For Quinn — who is generally considered to have the most similar politics to Bloomberg out of all the pols expected to run for mayor in 2013 — the living wage issue has been an opportunity for her to distance herself from the mayor, but it has proven to be a bit of a tricky dance. She did criticize Bloomberg yesterday after his expected veto, casting the decision as hypocritical one given the mayor’s support of similar legislation for a specific sector of workers when he first stepped into office.

While the two pols are clearly misaligned on the issue, it might be something of a controlled disagreement, and Bloomberg has implied that Quinn and the Council are aware of some of the negative impacts of the bill, since, he argues, they deliberately delayed the legislation so that a large FreshDirect project could avoid the requirements (a claim which Quinn denied yesterday).

Today, a Times reporter, who noted yesterday that Quinn declined to sharply criticize the mayor, asked Bloomberg why he thought Quinn would pass this bill if she’s aware it could endanger certain projects.

“I would suggest that you address that question to the speaker,” Bloomberg said before rambling on about her wedding next month, which is now gaining attention, since Quinn has been a loud advocate for same-sex marriage.

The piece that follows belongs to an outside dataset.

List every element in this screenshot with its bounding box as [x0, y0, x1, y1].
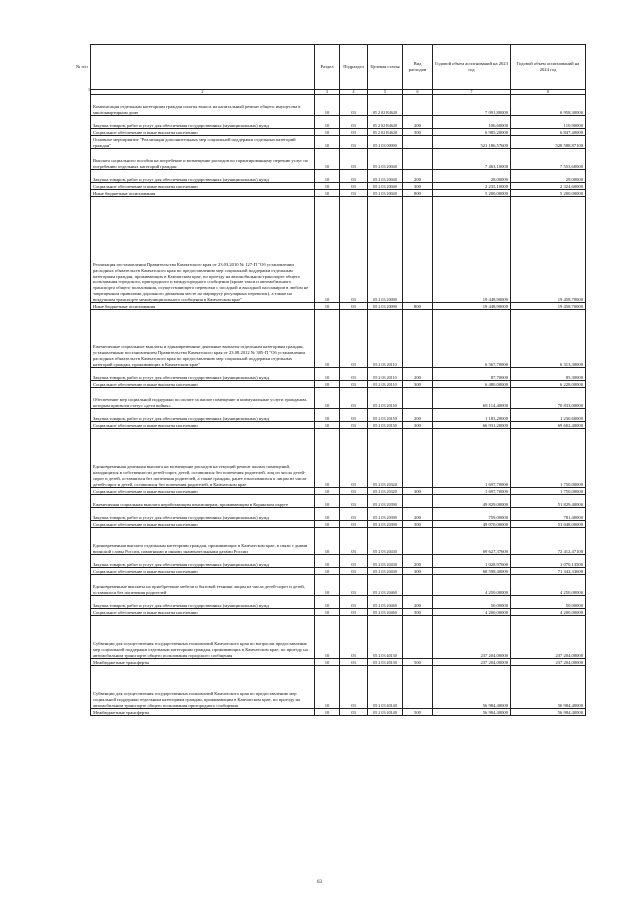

Another reporter today also asked the mayor about Quinn’s claims that Bloomberg is contradicting his record on supporting similar legislation, prompting the mayor to offer pretty much the same defense of his veto that he gave yesterday.

“Look, the same people that want to give subsidies and have taxpayers subsidize people’s workers, complain about us giving money to capital projects…The truth of the matter is you cannot go and change the marketplace…Companies have to be able to afford the labor, or they will not go and hire them. There are some people who have had wages so low that they can’t possibly survive. I’m in favor of raising the minimum wage…but picking and choosing specific industries…is just not an economic plan that makes any sense whatsoever,” said Bloomberg.

It’s expected that the City Council will have enough votes to override Bloomberg’s veto.

If it does pass, the mayor plans to sue.